The compedial method for environmental monitoring in pharmaceutical manufacturing environments is growth media method. These methods require a number of days to elapse while
samples, collected intermittently, are incubated. Advances in optical technology now promise both an instantaneous and continuous means for detecting airborne microbes.

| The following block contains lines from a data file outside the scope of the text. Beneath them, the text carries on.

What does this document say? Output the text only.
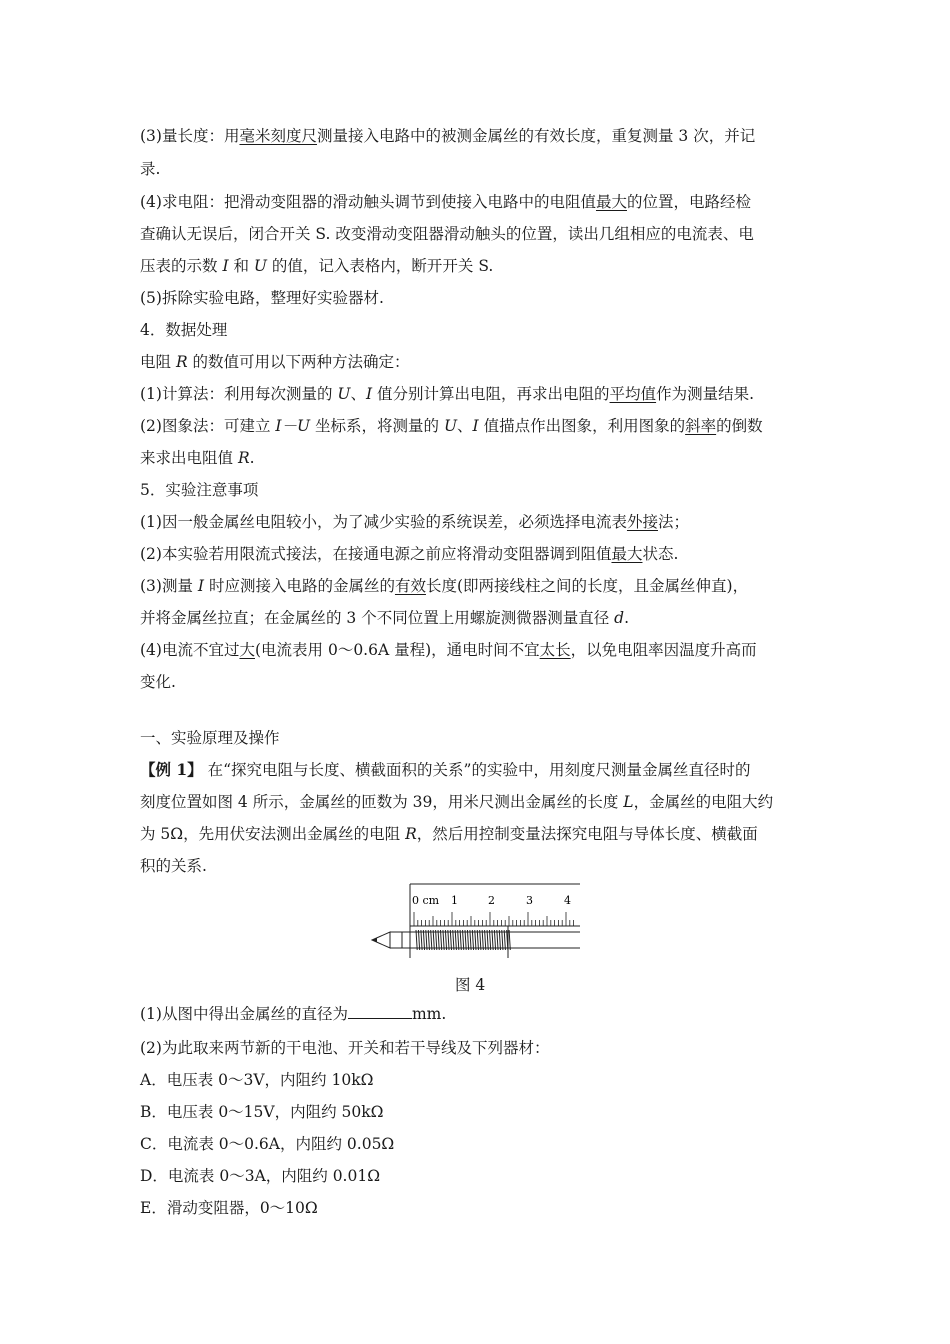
(3)量长度：用毫米刻度尺测量接入电路中的被测金属丝的有效长度，重复测量 3 次，并记
录.
(4)求电阻：把滑动变阻器的滑动触头调节到使接入电路中的电阻值最大的位置，电路经检
查确认无误后，闭合开关 S. 改变滑动变阻器滑动触头的位置，读出几组相应的电流表、电
压表的示数 I 和 U 的值，记入表格内，断开开关 S.
(5)拆除实验电路，整理好实验器材.
4．数据处理
电阻 R 的数值可用以下两种方法确定：
(1)计算法：利用每次测量的 U、I 值分别计算出电阻，再求出电阻的平均值作为测量结果.
(2)图象法：可建立 I－U 坐标系，将测量的 U、I 值描点作出图象，利用图象的斜率的倒数
来求出电阻值 R.
5．实验注意事项
(1)因一般金属丝电阻较小，为了减少实验的系统误差，必须选择电流表外接法；
(2)本实验若用限流式接法，在接通电源之前应将滑动变阻器调到阻值最大状态.
(3)测量 I 时应测接入电路的金属丝的有效长度(即两接线柱之间的长度，且金属丝伸直)，
并将金属丝拉直；在金属丝的 3 个不同位置上用螺旋测微器测量直径 d.
(4)电流不宜过大(电流表用 0～0.6A 量程)，通电时间不宜太长，以免电阻率因温度升高而
变化.
一、实验原理及操作
【例 1】 在“探究电阻与长度、横截面积的关系”的实验中，用刻度尺测量金属丝直径时的
刻度位置如图 4 所示，金属丝的匝数为 39，用米尺测出金属丝的长度 L，金属丝的电阻大约
为 5Ω，先用伏安法测出金属丝的电阻 R，然后用控制变量法探究电阻与导体长度、横截面
积的关系.
0 cm 1	2	3	4
图 4
(1)从图中得出金属丝的直径为	mm.
(2)为此取来两节新的干电池、开关和若干导线及下列器材：
A．电压表 0～3V，内阻约 10kΩ
B．电压表 0～15V，内阻约 50kΩ
C．电流表 0～0.6A，内阻约 0.05Ω
D．电流表 0～3A，内阻约 0.01Ω
E．滑动变阻器，0～10Ω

In recent years, several of such rapid microbial methods have been developed for pharmaceutical contamination control applications. The examples of these real time optical microbial detectors
are BioVigilant System’s IMD™-A detector, Particle Measuring Systems’ BioLaz and TSI’s BioTrak. A typical optically based microbial detector instrument can instantaneously and
continuously detect a particle’s size and the laser induced auto-fluorescence from metabolite chemical compounds inside microbes (e.g. NADH, riboflavin and dipicolinic acid) as biological
marker to differentiate microbes from inert dusts. As an example, the optical schematic of BioVigilant’s IMD-A is shown in Fig. 1 below. The detection of microbes by IMD-A is done in
real time as the target particles flow through the instrument.